China is moving to completely sever mainland investors' access to overseas stock markets through popular online brokers, setting a 2-year deadline for firms to exit the business.
China is moving to completely sever mainland investors' access to overseas stock markets through popular online brokers, setting a 2-year deadline for firms to exit the business.

Eight Chinese government bodies, led by the securities regulator, have jointly rolled out a comprehensive plan to eradicate illegal cross-border brokerage activities, giving firms a 2-year window to wind down services for existing mainland clients and effectively closing a key channel for outbound capital investment.
"Overseas institutions operating without approval...constitute illegal business activities," the China Securities Regulatory Commission (CSRC) said in a Q&A accompanying the plan, reinforcing its 2022 stance and expanding the scope of the crackdown.
The new rules prohibit brokers from offering any buy-side services or accepting new fund inflows from mainland clients during the 2-year transition. Investors will only be permitted to sell existing holdings and withdraw funds. The plan targets not only the offshore brokers but also their domestic affiliates, internet platforms providing access, and social media accounts promoting the services.
The move is a direct blow to the business models of Nasdaq-listed brokers like Futu Holdings and UP Fintech Holding, known as Tiger Brokers, which built significant client bases by serving mainland Chinese investors. The phased-in ban signals Beijing's determination to tighten capital controls and steer domestic savings into approved channels like the Stock Connect program, with the 2-year grace period intended to prevent market shocks.

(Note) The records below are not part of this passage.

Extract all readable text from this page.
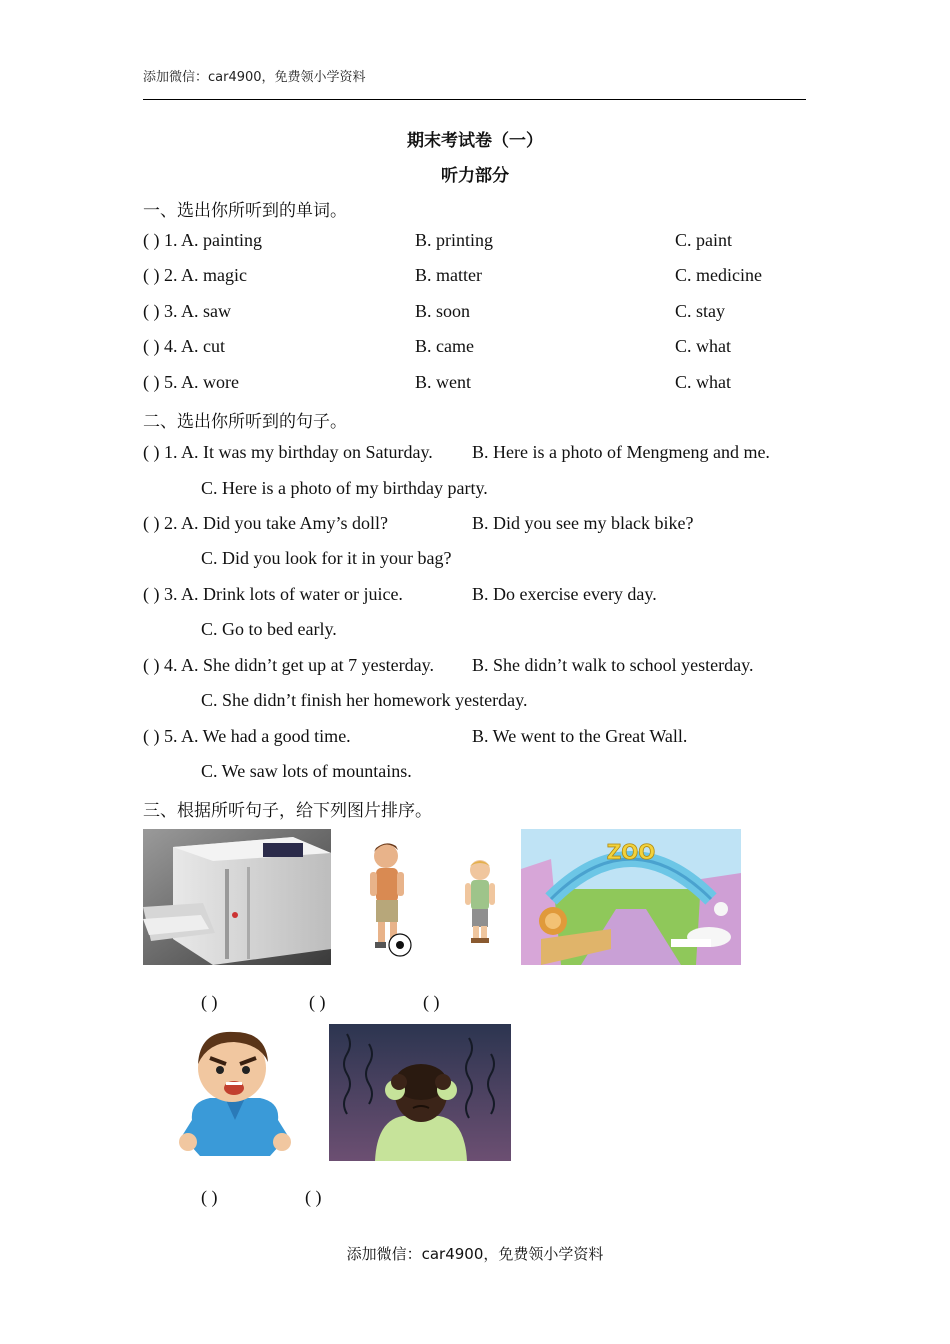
添加微信：car4900，免费领小学资料
期末考试卷（一）
听力部分
一、选出你所听到的单词。
( ) 1. A. painting	B. printing	C. paint
( ) 2. A. magic	B. matter	C. medicine
( ) 3. A. saw	B. soon	C. stay
( ) 4. A. cut	B. came	C. what
( ) 5. A. wore	B. went	C. what
二、选出你所听到的句子。
( ) 1. A. It was my birthday on Saturday. B. Here is a photo of Mengmeng and me.
C. Here is a photo of my birthday party.
( ) 2. A. Did you take Amy’s doll?	B. Did you see my black bike?
C. Did you look for it in your bag?
( ) 3. A. Drink lots of water or juice.	B. Do exercise every day.
C. Go to bed early.
( ) 4. A. She didn’t get up at 7 yesterday. B. She didn’t walk to school yesterday.
C. She didn’t finish her homework yesterday.
( ) 5. A. We had a good time.	B. We went to the Great Wall.
C. We saw lots of mountains.
三、根据所听句子，给下列图片排序。
ZOO
( )	( )	( )
( )	( )
添加微信：car4900，免费领小学资料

The plan outlines a multi-pronged enforcement strategy involving a significant portion of China's regulatory apparatus. The Cyberspace Administration of China is tasked with removing all related online marketing and app store listings. Concurrently, the Ministry of Industry and Information Technology will block the websites and server access for these platforms from within the mainland.
Furthermore, the State Administration of Foreign Exchange (SAFE) will increase scrutiny over foreign exchange remittances, instructing banks to strengthen compliance checks for outbound transfers related to securities investment. This coordinated effort aims to dismantle the entire operational chain of these brokerages within China, from client acquisition to trade execution and fund transfers.
In its announcement, the CSRC explicitly guided investors toward established, legal channels for overseas investment. These include the Qualified Domestic Institutional Investor (QDII) program, the cross-boundary Wealth Management Connect, and the Stock Connect schemes linking mainland exchanges with Hong Kong.
This latest move formalizes and escalates a regulatory campaign that began in late 2022, when the CSRC first declared the cross-border brokerage business "illegal." That initial warning sent shares of Futu and Tiger Brokers plunging and forced them to stop accepting new mainland clients, but the status of existing clients remained a grey area. The new 2-year deadline removes all ambiguity, setting a firm end date for a once-thriving business that provided millions of Chinese investors with a gateway to global markets.
This article is for informational purposes only and does not constitute investment advice.